Suas únicas armas, portanto, são seu corpo (quase sempre desnudado), sua malícia e sua resiliência – é, para gáudio de uma legião de machistas, a mulher bonita e voluptuosa que "gosta" de apanhar. Em uma espécie de SUS pós-apocalipse, Druuna se deixa sodomizar por um médico para obter o soro capaz de fazer seu amado Schastar, infectado pela peste, retornar a sua forma humana.
— Velho sujo! Acabou comigo com aquele negócio. Mas foi gostoso — diz a protagonista.
Mais adiante, depois de ser estuprada por três homens a mando da líder de um bando de guerrilheiros, ela voltará a relativizar a violência a que foi submetida:
— Os seus diabinhos me deram muito prazer.
Roteirista e desenhista, Montserrat Montse, do Studio Seasons, entende que Druuna sempre foi uma obra "problemática em relação à cultura do estupro":
— A diferença é que, quando surgiu, as discussões sociais sobre isso eram muito menores e invisibilizadas. Hoje, Druuna pode até continuar a ser glamorizada por toda a geração que a consumiu anteriormente, mas também terá de envelhecer como qualquer outra obra e receber o peso de seus pontos questionáveis como influenciadora de cultura.
Um convite à reflexão
No material de divulgação da Pipoca & Nanquim enviado à imprensa, a HQ é descrita como "complexa, inteligente e tremendamente sensual", um "veículo perfeito" por meio do qual Serpieri aguilhoou o moralismo e debateu temas como fanatismo, opressão, militarismo, luta de classes e exploração da natureza. Drunna, a personagem, é a "brisa de ar fresco num ambiente totalmente degenerado". Não há menção aos termos estupro e violência sexual – esses aparecem em um "alerta de gatilho emocional" publicado na contracapa do livro. Os vídeos da editora também alertaram sobre o conteúdo. GaúchaZH pediu, reiteradamente, respostas de Daniel Lopes, um dos editores da Pipoca & Nanquim, a três perguntas, mas não obteve sucesso.

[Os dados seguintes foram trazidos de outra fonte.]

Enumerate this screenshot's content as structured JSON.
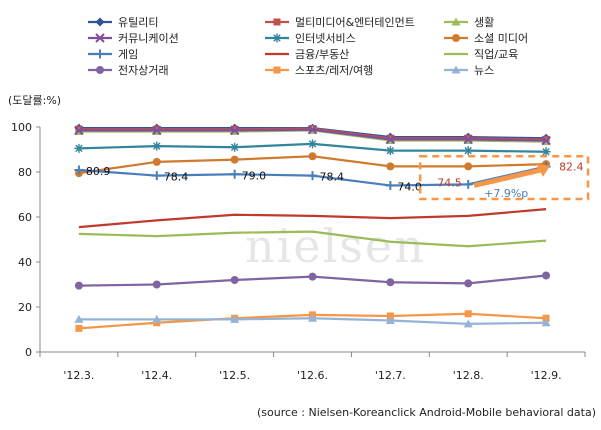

— Criticar uma obra não invalida a mesma, mas a eleva a um nível de discussão que possibilitará a grupos futuros produzir com novas gamas de situações e com aspectos mais diversificados da sociedade humana — comenta Montserrat. — Druuna cumpre apenas a função de objeto sexual, disfarçado de mulher que "assume" seu prazer. Seu emocional é tão esvaziado quanto o de uma boneca inflável. O leitor de Serpieri, no fundo, quer curtir toda aquela fantasia de violência sem se importar com o indivíduo, assim como faz ao ver um filme pornô. Ele não quer sexo real e emoções reais. Ele quer consumir sexo sem consequências porque, muitas vezes, não amadureceu emocionalmente e simplesmente não tem contato com a realidade das relações, então usa essa válvula de escape que, no final, só distorcerá mais ainda suas emoções e seus pensamentos.
Para Dani Marino, ainda que Serpieri possa ter, supostamente, tentado usar sua personagem como uma metáfora para a questão da deterioração da natureza pelo homem, a alegoria não funciona. Os constantes abusos sofridos por Druuna não provocam desconforto ou repulsa nos leitores, diz Dani:
— O leitor médio de HQ não é um homem letrado que buscou entender o contexto em que a obra foi produzida e é empático com Drunna. O leitor médio, que é o público alvo de qualquer publicação mainstream, sente enorme prazer sexual com a humilhação e o sofrimento femininos! Portanto, se alguém disser que consome Drunna porque se trata de uma ótima ficção científica, já sabemos que se trata apenas de um argumento infantil para justificar o real motivo de qualquer homem comprá-la, não é?
A editora do site MinasNerds não defende qualquer tipo de censura ou proibição. Mas faz um convite à reflexão:
— O que eu e muitas mulheres gostaríamos é de sermos ouvidas, assim, alguns editores entenderiam que publicar majoritariamente certos tipos de produções em detrimento de outras que não são tão violentas ou que não reforçam uma cultura que nos estupra e nos assassina diariamente seria mais "empático" da parte deles. Quando publicações como Druuna são publicadas e tão enaltecidas, ao mesmo tempo em que narrativas mais diversas são consideradas menos atraentes pelos critérios desses editores (majoritariamente homens brancos de classe média e heterossexuais), o que entendemos é que eles estão dizendo que nossa integridade física e emocional pouco importa.